A new report from TransUnion reveals that the growth of outstanding credit balances was driven by increases in mortgage and non-mortgage products. A 5.8% year-over-year rise in non-mortgage debt included a 4.2% increase in line of credit balances and 9.2% for credit cards.
Credit cards have been a particular concern in recent months, showing up as a key factor in insolvencies.
Millennials and Gen Zs held a combined $1.1 trillion in outstanding balances, up 10% year-over-year. Gen Zs increased their credit participation the fastest as they expanded beyond credit cards. Across all age groups credit participation was up 2.5% with more than 32 million Canadians having at least one credit product. Reduced interest rates and inflation was one of the drivers.

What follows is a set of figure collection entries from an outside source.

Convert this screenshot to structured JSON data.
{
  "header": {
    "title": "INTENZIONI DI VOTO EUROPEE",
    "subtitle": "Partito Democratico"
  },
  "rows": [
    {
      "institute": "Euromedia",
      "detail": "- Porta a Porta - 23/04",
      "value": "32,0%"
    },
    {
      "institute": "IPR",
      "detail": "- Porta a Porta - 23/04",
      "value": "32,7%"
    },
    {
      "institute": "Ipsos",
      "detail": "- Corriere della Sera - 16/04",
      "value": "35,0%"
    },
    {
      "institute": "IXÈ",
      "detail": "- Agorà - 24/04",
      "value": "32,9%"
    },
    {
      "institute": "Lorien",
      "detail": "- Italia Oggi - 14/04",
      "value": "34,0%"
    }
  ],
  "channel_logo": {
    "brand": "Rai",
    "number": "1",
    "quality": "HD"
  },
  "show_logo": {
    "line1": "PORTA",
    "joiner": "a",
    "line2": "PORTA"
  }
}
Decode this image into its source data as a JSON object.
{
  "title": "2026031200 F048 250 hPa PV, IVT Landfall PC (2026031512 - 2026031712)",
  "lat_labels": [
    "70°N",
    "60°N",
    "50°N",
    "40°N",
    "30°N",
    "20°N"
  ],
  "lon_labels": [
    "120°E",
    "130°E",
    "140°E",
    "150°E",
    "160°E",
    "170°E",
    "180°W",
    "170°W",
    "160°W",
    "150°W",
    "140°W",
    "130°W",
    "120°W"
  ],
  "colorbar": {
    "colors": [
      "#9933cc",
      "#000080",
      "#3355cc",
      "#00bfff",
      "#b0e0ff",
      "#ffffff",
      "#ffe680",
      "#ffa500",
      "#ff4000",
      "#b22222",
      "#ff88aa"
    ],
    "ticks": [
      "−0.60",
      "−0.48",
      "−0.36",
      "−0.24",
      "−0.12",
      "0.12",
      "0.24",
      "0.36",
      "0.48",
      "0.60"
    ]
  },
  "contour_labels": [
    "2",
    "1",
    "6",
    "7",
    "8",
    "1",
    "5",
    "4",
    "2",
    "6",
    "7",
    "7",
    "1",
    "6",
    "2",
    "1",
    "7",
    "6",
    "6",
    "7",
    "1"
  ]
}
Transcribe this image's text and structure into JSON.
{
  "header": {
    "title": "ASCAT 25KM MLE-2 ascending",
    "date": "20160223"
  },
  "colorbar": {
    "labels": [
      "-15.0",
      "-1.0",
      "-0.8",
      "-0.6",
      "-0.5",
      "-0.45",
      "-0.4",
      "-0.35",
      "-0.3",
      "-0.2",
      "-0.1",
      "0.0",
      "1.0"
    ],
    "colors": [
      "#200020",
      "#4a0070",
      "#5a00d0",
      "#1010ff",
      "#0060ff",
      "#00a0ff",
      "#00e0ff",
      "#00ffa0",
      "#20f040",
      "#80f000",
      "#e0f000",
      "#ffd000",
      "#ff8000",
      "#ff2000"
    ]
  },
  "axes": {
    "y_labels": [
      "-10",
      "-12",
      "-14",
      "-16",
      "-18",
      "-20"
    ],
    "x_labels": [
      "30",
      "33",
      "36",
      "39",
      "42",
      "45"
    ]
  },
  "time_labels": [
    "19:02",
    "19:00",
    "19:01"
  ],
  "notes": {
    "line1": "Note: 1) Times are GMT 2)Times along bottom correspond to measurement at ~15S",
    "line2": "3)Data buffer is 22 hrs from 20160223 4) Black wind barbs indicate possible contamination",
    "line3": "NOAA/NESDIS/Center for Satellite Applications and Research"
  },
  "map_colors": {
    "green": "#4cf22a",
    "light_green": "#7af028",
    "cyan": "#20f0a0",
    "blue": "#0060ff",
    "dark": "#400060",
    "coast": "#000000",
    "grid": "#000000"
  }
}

But the report warns that the health of the Canadian consumer credit market, as measured by TransUnion’s Canada Consumer Credit Index, declined to its lowest level since 2021 (99.8) in the fourth quarter, while December’s reading was the lowest since 2020.
Delinquencies rising
With delinquencies a concern, lenders have been tightening their criteria, which has brought down the pace of credit card originations. Balances for these products are also beginning to stabilize with average credit card debt per borrower at $4,681 in Q4, up 6% year-over-year. But this growth rate was down from 7.2% year-over-year in Q4 2023.
The number of non-bankcard delinquencies reported has increased even though economic conditions, notably employment, are relatively stable.
Overall serious consumer delinquency continues to rise on a year-over-year basis, up 16 basis points to 1.83% and reaching a five-year high, back on par with the pre-pandemic levels. Gen Zs are driving this increase.
"As the Canadian credit market expands, Gen Z consumers present a significant growth opportunity for lenders, especially through tailored credit card offerings,” said Matthew Fabian, director of financial services research and consulting at TransUnion Canada. “Gen Z are educated and active credit users with a growing propensity to utilize credit throughout their lifecycle. Early management is crucial, as credit cards can be a valuable financial tool for Gen Z when managed responsibly. By implementing strategies such as education and regular credit monitoring, credit cards can become an asset rather than a financial burden for Gen Z consumers, creating loyalty to lenders who provide those services."